14. Make sure your cash reporting is in place and enforced. The IRS will be a very busy place during the Trump administration. It was the chief enforcement arm under Obamacare, and promised changes to that law will dramatically affect the agency. So will promised tax law changes. But candidate Trump ran on a platform of anti-terrorism and law and order. As President, prevention of money laundering will be a key element of those priorities. That means increased emphasis on cash reporting audits by the IRS even though it will have many other priorities. Be prepared.
15. Expect enhanced immigration enforcement. The most publicized issue of candidate Trump was controlling immigration. There is likely to be a dramatic increase in immigration enforcement. For car dealers, that means compliance with I-9 requirements. There is a new I-9 form. Make sure you are using it for every new employee.
16. Do not reduce personnel compliance efforts. Some of the most radical changes of the Obama administration affecting businesses were regarding personnel enforcement policies by the Department of Labor, the Equal Employment Opportunity Commission, and the National Labor Relation Board. Those policies are likely to change. However, law firms that have sprung up over the last decade to handle personnel compliance issues are not going away. They will see potentially reduced DOL, EEOC, and NLRB enforcement as an opening for greater private enforcement. Pay particular attention to Fair Labor Standards Act compliance and prevention of discrimination and harassment.

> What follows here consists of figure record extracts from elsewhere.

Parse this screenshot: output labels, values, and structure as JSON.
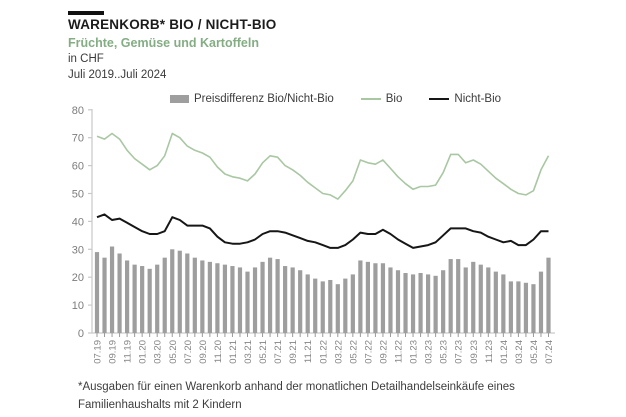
{
  "header": {
    "title": "WARENKORB* BIO / NICHT-BIO",
    "subtitle": "Früchte, Gemüse und Kartoffeln",
    "unit_line": "in CHF",
    "range_line": "Juli 2019..Juli 2024"
  },
  "footnote": {
    "line1": "*Ausgaben für einen Warenkorb anhand der monatlichen Detailhandelseinkäufe eines",
    "line2": "Familienhaushalts mit 2 Kindern"
  },
  "colors": {
    "bar": "#9e9e9e",
    "bio_line": "#a9c7a3",
    "nichtbio_line": "#161616",
    "axis": "#c9c9c9",
    "tick_label": "#858585"
  },
  "chart_data": {
    "type": "bar",
    "title": "WARENKORB* BIO / NICHT-BIO",
    "subtitle": "Früchte, Gemüse und Kartoffeln",
    "xlabel": "",
    "ylabel": "CHF",
    "ylim": [
      0,
      80
    ],
    "y_ticks": [
      0,
      10,
      20,
      30,
      40,
      50,
      60,
      70,
      80
    ],
    "grid": false,
    "legend_position": "top",
    "x_tick_labels": [
      "07.19",
      "09.19",
      "11.19",
      "01.20",
      "03.20",
      "05.20",
      "07.20",
      "09.20",
      "11.20",
      "01.21",
      "03.21",
      "05.21",
      "07.21",
      "09.21",
      "11.21",
      "01.22",
      "03.22",
      "05.22",
      "07.22",
      "09.22",
      "11.22",
      "01.23",
      "03.23",
      "05.23",
      "07.23",
      "09.23",
      "11.23",
      "01.24",
      "03.24",
      "05.24",
      "07.24"
    ],
    "categories": [
      "07.19",
      "08.19",
      "09.19",
      "10.19",
      "11.19",
      "12.19",
      "01.20",
      "02.20",
      "03.20",
      "04.20",
      "05.20",
      "06.20",
      "07.20",
      "08.20",
      "09.20",
      "10.20",
      "11.20",
      "12.20",
      "01.21",
      "02.21",
      "03.21",
      "04.21",
      "05.21",
      "06.21",
      "07.21",
      "08.21",
      "09.21",
      "10.21",
      "11.21",
      "12.21",
      "01.22",
      "02.22",
      "03.22",
      "04.22",
      "05.22",
      "06.22",
      "07.22",
      "08.22",
      "09.22",
      "10.22",
      "11.22",
      "12.22",
      "01.23",
      "02.23",
      "03.23",
      "04.23",
      "05.23",
      "06.23",
      "07.23",
      "08.23",
      "09.23",
      "10.23",
      "11.23",
      "12.23",
      "01.24",
      "02.24",
      "03.24",
      "04.24",
      "05.24",
      "06.24",
      "07.24"
    ],
    "series": [
      {
        "name": "Preisdifferenz Bio/Nicht-Bio",
        "type": "bar",
        "color": "#9e9e9e",
        "values": [
          29,
          27,
          31,
          28.5,
          26,
          24.5,
          24,
          23,
          24.5,
          27,
          30,
          29.5,
          28.5,
          27,
          26,
          25.5,
          25,
          24.5,
          24,
          23.5,
          22,
          23.5,
          25.5,
          27,
          26.5,
          24,
          23.5,
          22.5,
          21,
          19.5,
          18.5,
          19,
          17.5,
          19.5,
          21,
          26,
          25.5,
          25,
          25,
          23.5,
          22.5,
          21.5,
          21,
          21.5,
          21,
          20.5,
          22.5,
          26.5,
          26.5,
          23.5,
          25.5,
          24.5,
          23.5,
          22,
          21,
          18.5,
          18.5,
          18,
          17.5,
          22,
          27
        ]
      },
      {
        "name": "Bio",
        "type": "line",
        "color": "#a9c7a3",
        "values": [
          70.5,
          69.5,
          71.5,
          69.5,
          65.5,
          62.5,
          60.5,
          58.5,
          60,
          63.5,
          71.5,
          70,
          67,
          65.5,
          64.5,
          63,
          59.5,
          57,
          56,
          55.5,
          54.5,
          57,
          61,
          63.5,
          63,
          60,
          58.5,
          56.5,
          54,
          52,
          50,
          49.5,
          48,
          51,
          54.5,
          62,
          61,
          60.5,
          62,
          59,
          56,
          53.5,
          51.5,
          52.5,
          52.5,
          53,
          57.5,
          64,
          64,
          61,
          62,
          60.5,
          58,
          55.5,
          53.5,
          51.5,
          50,
          49.5,
          51,
          58.5,
          63.5
        ]
      },
      {
        "name": "Nicht-Bio",
        "type": "line",
        "color": "#161616",
        "values": [
          41.5,
          42.5,
          40.5,
          41,
          39.5,
          38,
          36.5,
          35.5,
          35.5,
          36.5,
          41.5,
          40.5,
          38.5,
          38.5,
          38.5,
          37.5,
          34.5,
          32.5,
          32,
          32,
          32.5,
          33.5,
          35.5,
          36.5,
          36.5,
          36,
          35,
          34,
          33,
          32.5,
          31.5,
          30.5,
          30.5,
          31.5,
          33.5,
          36,
          35.5,
          35.5,
          37,
          35.5,
          33.5,
          32,
          30.5,
          31,
          31.5,
          32.5,
          35,
          37.5,
          37.5,
          37.5,
          36.5,
          36,
          34.5,
          33.5,
          32.5,
          33,
          31.5,
          31.5,
          33.5,
          36.5,
          36.5
        ]
      }
    ]
  }
}
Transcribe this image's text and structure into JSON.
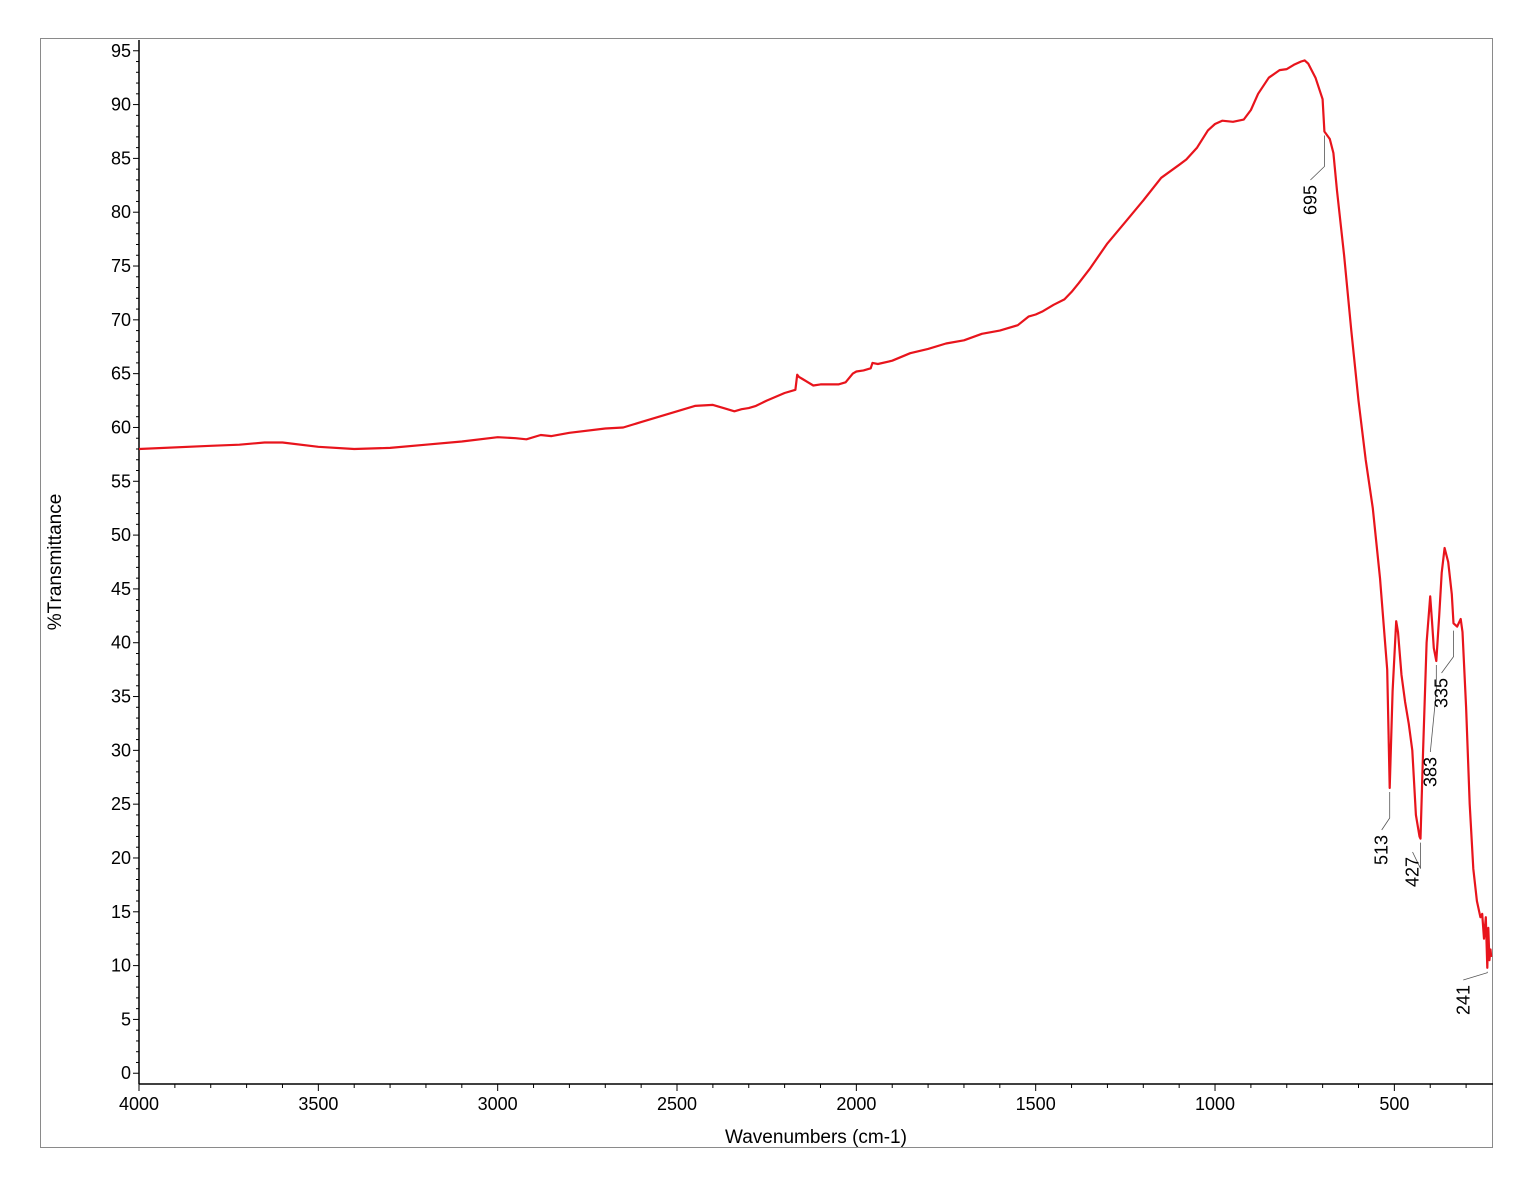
{
  "chart_data": {
    "type": "line",
    "xlabel": "Wavenumbers (cm-1)",
    "ylabel": "%Transmittance",
    "xlim": [
      4000,
      225
    ],
    "ylim": [
      -1,
      96
    ],
    "x_ticks": [
      4000,
      3500,
      3000,
      2500,
      2000,
      1500,
      1000,
      500
    ],
    "y_ticks": [
      0,
      5,
      10,
      15,
      20,
      25,
      30,
      35,
      40,
      45,
      50,
      55,
      60,
      65,
      70,
      75,
      80,
      85,
      90,
      95
    ],
    "grid": false,
    "line_color": "#e8141c",
    "series": [
      {
        "x": [
          4000,
          3800,
          3720,
          3650,
          3600,
          3500,
          3400,
          3300,
          3200,
          3100,
          3000,
          2950,
          2920,
          2880,
          2850,
          2800,
          2700,
          2650,
          2600,
          2500,
          2450,
          2400,
          2370,
          2340,
          2320,
          2300,
          2280,
          2250,
          2200,
          2170,
          2165,
          2160,
          2150,
          2120,
          2100,
          2050,
          2030,
          2010,
          2000,
          1980,
          1960,
          1955,
          1940,
          1900,
          1850,
          1800,
          1750,
          1700,
          1650,
          1600,
          1550,
          1520,
          1500,
          1480,
          1450,
          1420,
          1400,
          1380,
          1350,
          1300,
          1250,
          1200,
          1150,
          1100,
          1080,
          1050,
          1020,
          1000,
          980,
          950,
          920,
          900,
          880,
          850,
          820,
          800,
          780,
          760,
          750,
          740,
          720,
          700,
          695,
          680,
          670,
          660,
          640,
          620,
          600,
          580,
          560,
          540,
          520,
          513,
          505,
          495,
          490,
          480,
          470,
          460,
          450,
          440,
          430,
          427,
          420,
          410,
          400,
          395,
          390,
          383,
          375,
          368,
          360,
          350,
          340,
          335,
          325,
          315,
          310,
          300,
          290,
          280,
          270,
          260,
          255,
          250,
          245,
          241,
          238,
          235,
          232,
          230
        ],
        "y": [
          58.0,
          58.3,
          58.4,
          58.6,
          58.6,
          58.2,
          58.0,
          58.1,
          58.4,
          58.7,
          59.1,
          59.0,
          58.9,
          59.3,
          59.2,
          59.5,
          59.9,
          60.0,
          60.5,
          61.5,
          62.0,
          62.1,
          61.8,
          61.5,
          61.7,
          61.8,
          62.0,
          62.5,
          63.2,
          63.5,
          64.9,
          64.7,
          64.5,
          63.9,
          64.0,
          64.0,
          64.2,
          65.0,
          65.2,
          65.3,
          65.5,
          66.0,
          65.9,
          66.2,
          66.9,
          67.3,
          67.8,
          68.1,
          68.7,
          69.0,
          69.5,
          70.3,
          70.5,
          70.8,
          71.4,
          71.9,
          72.6,
          73.4,
          74.7,
          77.1,
          79.1,
          81.1,
          83.2,
          84.4,
          84.9,
          86.0,
          87.6,
          88.2,
          88.5,
          88.4,
          88.6,
          89.5,
          91.0,
          92.5,
          93.2,
          93.3,
          93.7,
          94.0,
          94.1,
          93.8,
          92.5,
          90.5,
          87.5,
          86.8,
          85.5,
          82.0,
          76.0,
          69.0,
          62.5,
          57.0,
          52.5,
          46.0,
          37.5,
          26.5,
          35.5,
          42.0,
          41.0,
          37.0,
          34.5,
          32.5,
          30.0,
          24.0,
          22.0,
          21.8,
          30.0,
          40.0,
          44.3,
          42.0,
          39.5,
          38.3,
          42.5,
          46.5,
          48.8,
          47.5,
          44.5,
          41.8,
          41.5,
          42.2,
          41.0,
          34.0,
          25.0,
          19.0,
          16.0,
          14.5,
          14.8,
          12.5,
          14.5,
          9.8,
          13.5,
          10.5,
          11.5,
          10.8
        ]
      }
    ],
    "annotations": [
      {
        "label": "695",
        "x": 695,
        "y": 87.5
      },
      {
        "label": "513",
        "x": 513,
        "y": 26.5
      },
      {
        "label": "427",
        "x": 427,
        "y": 21.8
      },
      {
        "label": "383",
        "x": 383,
        "y": 38.3
      },
      {
        "label": "335",
        "x": 335,
        "y": 41.5
      },
      {
        "label": "241",
        "x": 241,
        "y": 9.8
      }
    ]
  }
}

17. Have a succession plan. A succession plan has always been important. If something happens to the dealer, how will the business continue? During the last two years, manufacturers have realized the importance of plans to continue after the death of the dealer. Several manufacturers have pressured dealers to have succession plans, and that is a good idea. If you have no succession plan in place, 2017 is the year to implement one.